Maka tumbuhlah dalam sanubarinya perasaan bersyukur dan berutang budi kepada
Zat Yang Mahakuasa, Maha Pengasih dan Maha Mengetahui itu.
Perasaan
inilah yang menggerakkan bibirnya untuk menuturkan puji-pujian, dan yang
mendorong jiwa dan raganya untuk menyembah dan merendahkan diri kepada Allah
Yang Mahakuasa itu sebagai pernyataan bersyukur dan membalas budi kepada-Nya.
Tetapi ada juga manusia yang tidak mau berpikir, dan selanjutnya tidak sadar
akan kebesaran dan kekuasaan Allah, sering melupakan-Nya. Sebab itulah, setiap
agama mensyariatkan bermacam-macam ibadah, gunanya untuk mengingatkan manusia
kepada kebesaran dan kekuasaan Allah. Dengan keterangan ini terlihat bahwa
tauhid dan ibadah itu saling mempengaruhi, dengan arti bahwa tauhid menumbuhkan
ibadah, dan ibadah memupuk tauhid.
Pengaruh
Ibadah terhadap Jiwa Manusia
Tiap-tiap
ibadah yang dikerjakan karena didorong oleh perasaan yang disebutkan itu,
niscaya berpengaruh kepada tabiat dan budi pekerti orang yang melakukannya.

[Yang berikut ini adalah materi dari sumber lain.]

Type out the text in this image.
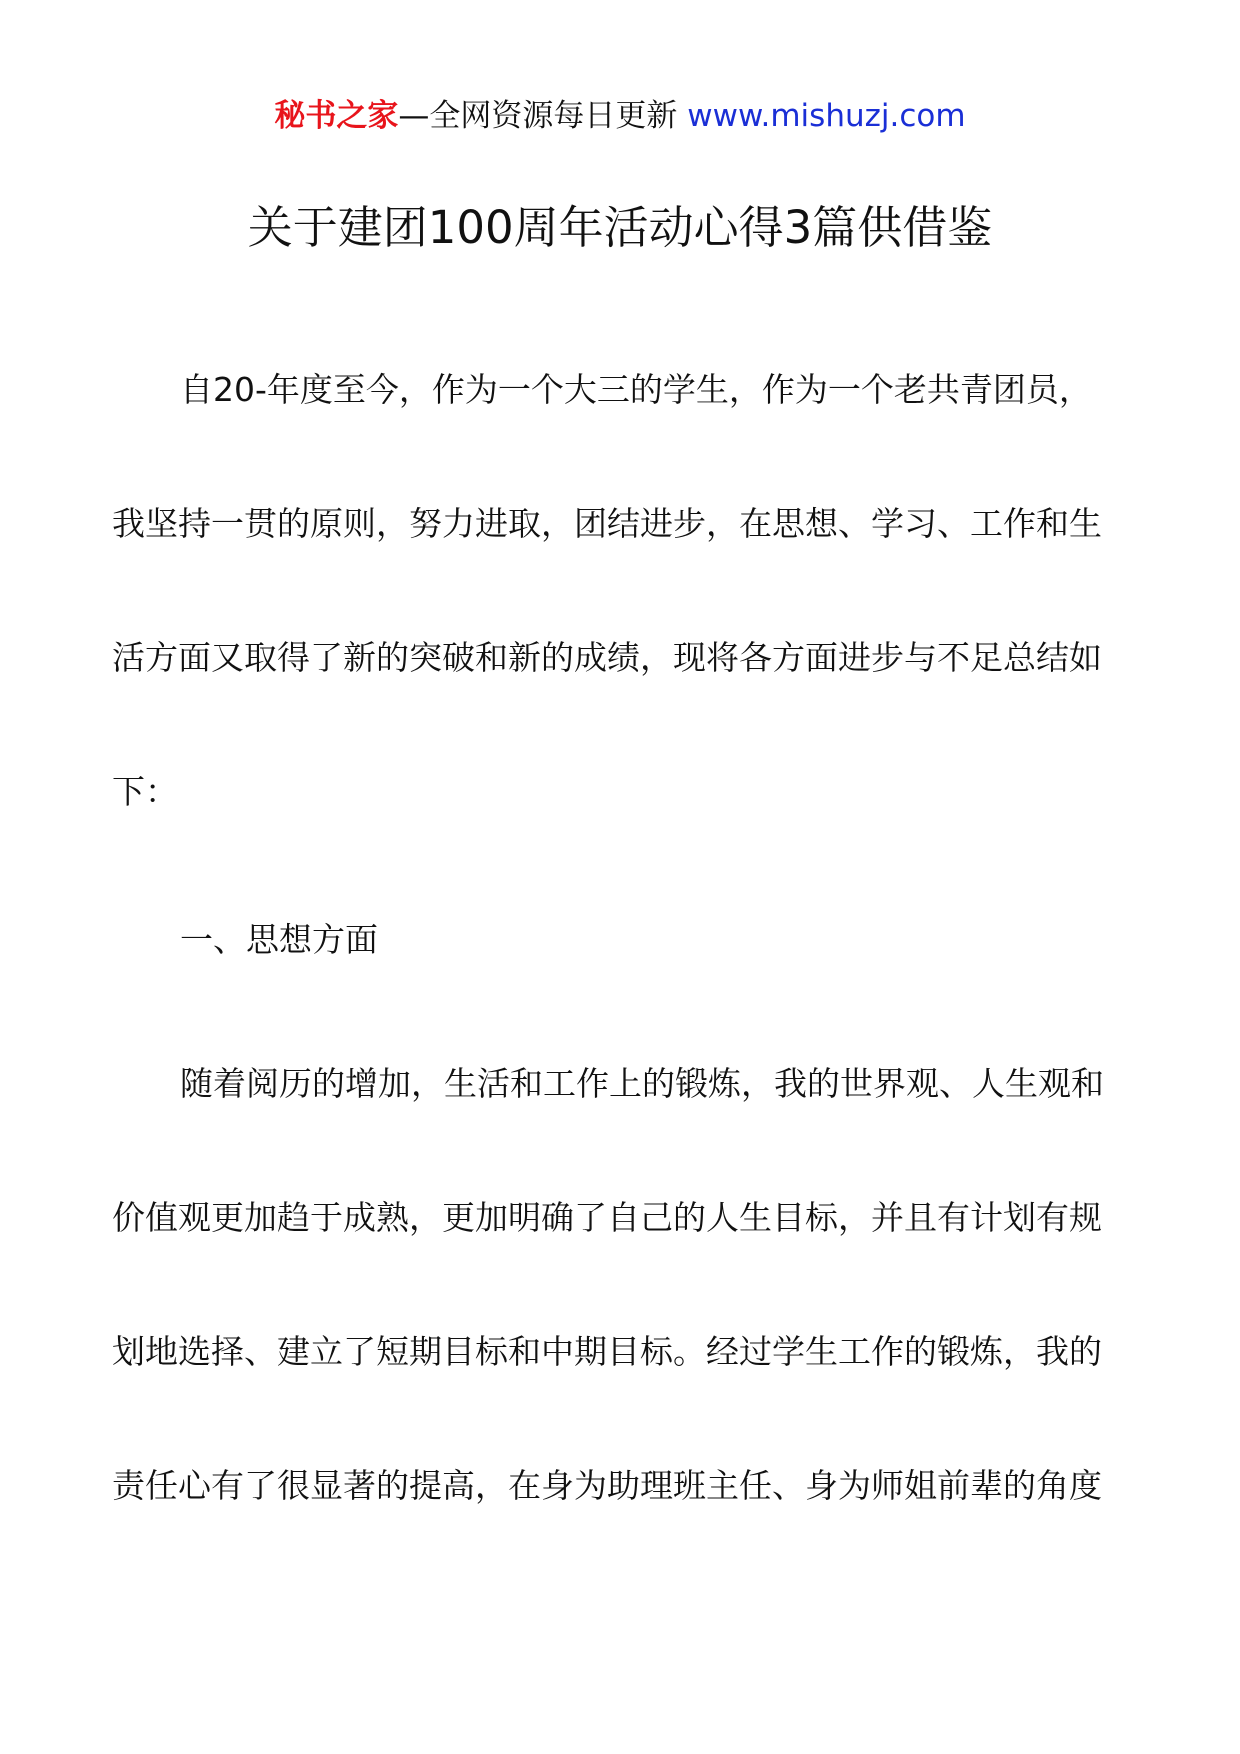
秘书之家—全网资源每日更新 www.mishuzj.com
关于建团100周年活动心得3篇供借鉴
自20-年度至今，作为一个大三的学生，作为一个老共青团员，
我坚持一贯的原则，努力进取，团结进步，在思想、学习、工作和生
活方面又取得了新的突破和新的成绩，现将各方面进步与不足总结如
下：
一、思想方面
随着阅历的增加，生活和工作上的锻炼，我的世界观、人生观和
价值观更加趋于成熟，更加明确了自己的人生目标，并且有计划有规
划地选择、建立了短期目标和中期目标。经过学生工作的锻炼，我的
责任心有了很显著的提高，在身为助理班主任、身为师姐前辈的角度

Umpamanya, orang yang melaksanakan salat karena sadar akan kebesaran dan
kekuasaan Allah, dan didorong oleh perasaan bersyukur dan berutang budi kepada-Nya,
akan terjauhlah dia dari perbuatan-perbuatan yang tidak baik. Dengan demikian
salatnya itu akan mencegahnya dari mengerjakan perbuatan-perbuatan yang tidak
baik itu, sesuai dengan firman Allah swt:
"Sesungguhnya
salat itu mencegah dari (perbuatan) keji dan mungkar." (al-'Ankabut/29:
45)
Begitu
juga ibadah puasa. Ibadah ini akan menimbulkan perasaan cinta dan kasih sayang
terhadap orang-orang miskin. Demikian pula seterusnya dengan ibadah-ibadah yang
lain. Ibadah yang sebenarnya adalah ibadah yang ditimbulkan oleh keyakinan
kepada kebesaran dan kekuasaan Allah, serta didorong oleh perasaan bersyukur
kepada Allah. Ibadah yang hanya karena ikut-ikutan, atau karena memelihara
tradisi yang sudah turun-temurun, bukanlah ibadah yang sebenarnya. Kendatipun
seakan-akan berupa ibadah, tetapi tidak mempunyai jiwa ibadah. Tidak ubahnya
seperti patung, bagaimanapun miripnya dengan manusia, tidaklah dinamai manusia.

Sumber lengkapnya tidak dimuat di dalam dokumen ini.